Advogato: Blog for dhd

Cool. I got the Sphinx-II "continuous audio" module working with select(2) in Perl. So I can get rid of this horrible bit of code in my speech I/O framework, since I don't have to fork off a blocking process to do speech recognition anymore:

	# ARGH ... POE has messed with %SIG
	@SIG{keys %SIG} = ('DEFAULT') x keys %SIG;

The Sphinx-II "non-blocking" utterance processing interface is kind of broken... it processes only a single frame of data at a time, which is way less than the amount typically available to read from the audio device, and there's no explicit function to flush unprocessed frames (though you can just call uttproc_rawdata() with an empty buffer and blocking on :-) Fortunately, recognition is so much faster than real time that there's absolutely no reason to use non-blocking mode, even in a single-threaded program.

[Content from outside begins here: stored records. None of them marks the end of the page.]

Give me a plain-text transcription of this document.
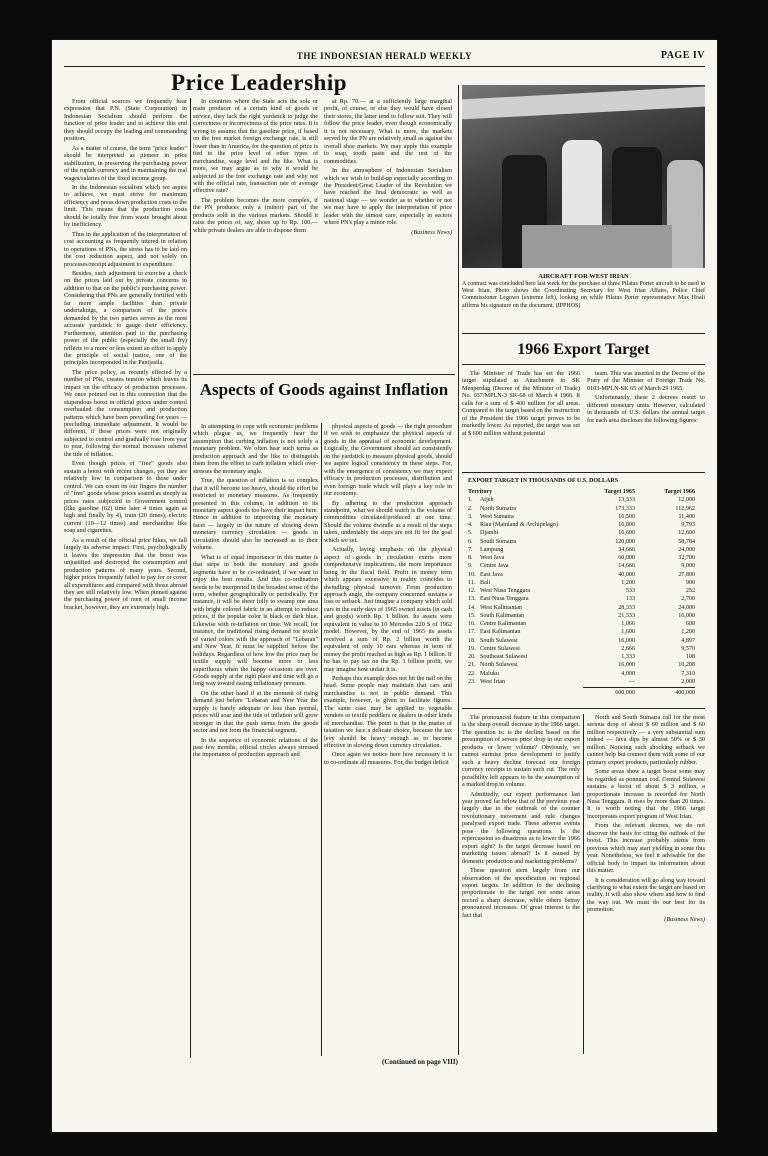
THE INDONESIAN HERALD WEEKLY	PAGE IV
Price Leadership

From official sources we frequently hear expression that P.N. (State Corporation) in Indonesian Socialism should perform the function of price leader and to achieve this end they should occupy the leading and commanding position.

As a matter of course, the term "price leader" should be interpreted as pioneer in price stabilization, in preserving the purchasing power of the rupiah currency and in maintaining the real wages/salaries of the fixed income group.

In the Indonesian socialism which we aspire to achieve, we must strive for maximum efficiency and press down production costs to the limit. This means that the production costs should be totally free from waste brought about by inefficiency.

Thus in the application of the interpretation of cost accounting as frequently uttered in relation to operations of PNs, the stress has to be laid on the cost reduction aspect, and not solely on processes/receipt adjustment to expenditure.

Besides, such adjustment to exercise a check on the prices laid out by private concerns in addition to that on the public's purchasing power. Considering that PNs are generally fortified with far more ample facilities than private undertakings, a comparison of the prices demanded by the two parties serves as the most accurate yardstick to gauge their efficiency. Furthermore, attention paid to the purchasing power of the public (especially the small fry) reflects to a more or less extent an effort to apply the principle of social justice, one of the principles incorporated in the Pantjasila.

The price policy, as recently effected by a number of PNs, creates tension which leaves its impact on the efficacy of production processes. We once pointed out in this connection that the stupendous boost in official prices under control overhauled the consumption and production patterns which have been prevailing for years — precluding immediate adjustment. It would be different, if those prices were not originally subjected to control and gradually rose from year to year, following the normal increases ushered the tide of inflation.

Even though prices of "free" goods also sustain a boost with recent changes, yet they are relatively low in comparison to those under control. We can count on our fingers the number of "free" goods whose prices soared as steeply as prices rates subjected to Government control (like gasoline (62) time later 4 times again as high and finally by 4), train (20 times), electric current (10—12 times) and merchandise like soap and cigarettes.

As a result of the official price hikes, we fall largely its adverse impact. First, psychologically it leaves the impression that the boost was unjustified and destroyed the consumption and production patterns of many years. Second, higher prices frequently failed to pay for or cover all expenditures and compared with those abroad they are still relatively low. When pinned against the purchasing power of men of small income bracket, however, they are extremely high.

In countries where the State acts the sole or main producer of a certain kind of goods or service, they lack the right yardstick to judge the correctness or incorrectness of the price rates. It is wrong to assume that the gasoline price, if based on the free market foreign exchange rate, is still lower than in America, for the question of price is tied to the price level of other types of merchandise, wage level and the like. What is more, we may argue as to why it would be subjected to the free exchange rate and why not with the official rate, transaction rate or average effective rate?

The problem becomes the more complex, if the PN produces only a (minor) part of the products sold in the various markets. Should it raise the prices of, say, shoes up to Rp. 100.— while private dealers are able to dispose them

at Rp. 70.— at a sufficiently large marginal profit, of course, or else they would have closed their stores, the latter tend to follow suit. They will follow the price leader, even though economically it is not necessary. What is more, the markets served by the PN are relatively small as against the overall shoe markets. We may apply this example to soap, tooth paste and the rest of the commodities.

In the atmosphere of Indonesian Socialism which we wish to build-up especially according to the President/Great Leader of the Revolution we have reached the final democratic as well as national stage — we wonder as to whether or not we may have to apply the interpretation of price leader with the utmost care, especially in sectors where PN's play a minor role.

(Business News)
Aspects of Goods against Inflation

In attempting to cope with economic problems which plague us, we frequently hear the assumption that curbing inflation is not solely a monetary problem. We often hear such terms as production approach and the like to distinguish them from the effort to curb inflation which over-stresses the monetary angle.

True, the question of inflation is so complex that it will become too heavy, should the effort be restricted to monetary measures. As frequently presented in this column, in addition to its monetary aspect goods too have their impact here. Hence in addition to improving the monetary facet — largely in the nature of slowing down monetary currency circulation — goods in circulation should also be increased as to their volume.

What is of equal importance in this matter is that steps in both the monetary and goods segments have to be co-ordinated, if we want to enjoy the best results. And this co-ordination needs to be interpreted in the broadest sense of the term, whether geographically or periodically. For instance, it will be sheer folly to swamp one area with bright colored fabric in an attempt to reduce prices, if the popular color is black or dark blue. Likewise with re-inflation on time. We recall, for instance, the traditional rising demand for textile of varied colors with the approach of "Lebaran" and New Year. It must be supplied before the holidays. Regardless of how low the price may be textile supply will become more or less superfluous when the happy occasions are over. Goods supply at the right place and time will go a long way toward easing inflationary pressure.

On the other hand if at the moment of rising demand just before "Lebaran and New Year the supply is barely adequate or less than normal, prices will soar and the tide of inflation will grow stronger in that the push stems from the goods sector and not from the financial segment.

In the sequence of economic relations of the past few months, official circles always stressed the importance of production approach and

physical aspects of goods — the right procedure if we wish to emphasize the physical aspects of goods in the appraisal of economic development. Logically, the Government should act consistently on the yardstick to measure physical goods, should we aspire logical consistency in these steps. For, with the emergence of consistency we may expect efficacy in production processes, distribution and even foreign trade which will plays a key role in our economy.

By adhering to the production approach standpoint, what we should watch is the volume of commodities circulated/produced at one time. Should the volume dwindle as a result of the steps taken, undeniably the steps are not fit for the goal which we set.

Actually, laying emphasis on the physical aspect of goods in circulation exerts more comprehensive implications, the more importance being in the fiscal field. Profit in money term which appears excessive in reality coincides to dwindling physical turnover. From production approach angle, the company concerned sustains a loss or setback. Just imagine a company which sold cars in the early days of 1965 owned assets (in cash and goods) worth Rp. 1 billion. Its assets were equivalent in value to 10 Mercedes 220 S of 1962 model. However, by the end of 1965 its assets received a sum of Rp. 2 billion worth the equivalent of only 10 cars whereas in term of money the profit reached as high as Rp. 1 billion. If he has to pay tax on the Rp. 1 billion profit, we may imagine how unfair it is.

Perhaps this example does not hit the nail on the head. Some people may maintain that cars and merchandise is not in public demand. This example, however, is given to facilitate figures. The same case may be applied to vegetable vendors or textile peddlers or dealers in other kinds of merchandise. The point is that in the matter of taxation we face a delicate choice, because the tax levy should be heavy enough as to become effective in slowing down currency circulation.

Once again we notice here how necessary it is to co-ordinate all measures. For, the budget deficit

(Continued on page VIII)
AIRCRAFT FOR WEST IRIAN
A contract was concluded here last week for the purchase of three Pilatus Porter aircraft to be used in West Irian. Photo shows the Coordinating Secretary for West Irian Affairs, Police Chief Commissioner Legowo (extreme left), looking on while Pilatus Porter representative Max Hoali affirms his signature on the document. (IPPHOS)
1966 Export Target

The Minister of Trade has set the 1966 target stipulated as Attachment to SK Menperdag (Decree of the Minister of Trade) No. 037/MPLN-3 SK-68 of March 4 1966. It calls for a sum of $ 400 million for all areas. Compared to the target based on the instruction of the President the 1966 target proves to be markedly lower. As reported, the target was set at $ 600 million without potential

team. This was inserted in the Decree of the Prary of the Minister of Foreign Trade No. 0103-MPLN-SK 65 of March 29 1965.

Unfortunately, these 2 decrees resort to different monetary units. However, calculated in thousands of U.S. dollars the annual target for each area discloses the following figures:

EXPORT TARGET IN THOUSANDS OF U.S. DOLLARS
Territory	Target 1965	Target 1966
1.	Atjeh	13,333	12,000
2.	North Sumatra	173,333	112,962
3.	West Sumatra	16,500	11,400
4.	Riau (Mainland & Archipelago)	16,800	9,793
5.	Djambi	16,600	12,600
6.	South Sumatra	120,000	58,784
7.	Lampung	34,666	24,000
8.	West Java	60,000	32,700
9.	Centre Java	14,666	9,000
10. East Java	40,000	27,800
11. Bali	1,200	900
12. West Nusa Tenggara	533	252
13. East Nusa Tenggara	133	2,700
14. West Kalimantan	28,333	24,000
15. South Kalimantan	21,333	16,000
16. Centre Kalimantan	1,066	600
17. East Kalimantan	1,600	1,200
18. South Sulawesi	16,000	4,897
19. Centre Sulawesi	2,666	9,570
20. Southeast Sulawesi	1,333	108
21. North Sulawesi	16,000	10,208
22. Maluku	4,000	7,310
23. West Irian	—	2,000
600,000	400,000

The pronounced feature in this comparison is the sharp overall decrease in the 1966 target. The question is: is the decline based on the presumption of severe price drop in our export products or lower volume? Obviously, we cannot surmise price development to justify such a heavy decline forecast our foreign currency receipts to sustain such cut. The only possibility left appears to be the assumption of a marked drop in volume.

Admittedly, our export performance last year proved far below that of the previous year largely due to the outbreak of the counter revolutionary movement and rule changes paralysed export trade. These adverse events pose the following questions. Is the repercussion so disastrous as to lower the 1966 export sight? Is the target decrease based on marketing issues abroad? Is it caused by domestic production and marketing problems?

These question stem largely from our observation of the specification on regional export targets. In addition to the declining proportionate to the target not some areas record a sharp decrease, while others betray pronounced increases. Of great interest is the fact that

North and South Sumatra call for the most serious drop of about $ 60 million and $ 60 million respectively — a very substantial sum indeed — Java dips by almost 50% or $ 30 million. Noticing such shocking setback we cannot help but connect them with some of our primary export products, particularly rubber.

Some areas show a target boost some may be regarded as ponnuan cod. Central Sulawesi sustains a boost of about $ 3 million, a proportionate increase is recorded for North Nusa Tenggara. It rises by more than 20 times. It is worth noting that the 1966 target incorporates export program of West Irian.

From the relevant decrees, we do not discover the basis for citing the outlook of the boost. This increase probably stems from previous which may start yielding in some this year. Nonetheless, we feel it advisable for the official body to impart its information about this matter.

It is consideration will go along way toward clarifying to what extent the target are based on reality. It will also show where and how to find the way out. We must do our best for its promotion.

(Business News)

Once the 0.3 release happens I will volunteer to take a hacksaw to all the redundant and poorly-designed interfaces in Sphinx-II, fix them up, and properly document them.

In other news, I'm learning POE incrementally ... I've just taken the first step towards using it as more than just a convenient wrapper for select(2). Namely, I've taken my random collection of states handling the Festival server, Sphinx, audio I/O, and "dialog management" (such as it is - currently this is just "Hello World" and repeating back what the user says), and split them up into multiple sessions. Soon I'll take a stab at packaging them up into actual components.

And I just discovered that the ALSA emulation of the OSS interface is not quite bug-compatible. In ALSA, select(2) on PCM devices (including /dev/dsp) works as expected. With the kernel OSS drivers, you have to call read(2) on /dev/dsp before you can select it for reading, and if you start writing to it, even if your sound card is capable of full-duplex, you will no longer be woken up on read. Total fucking brain damage. Sigh...

23 Jan 2001 dhd » (Master)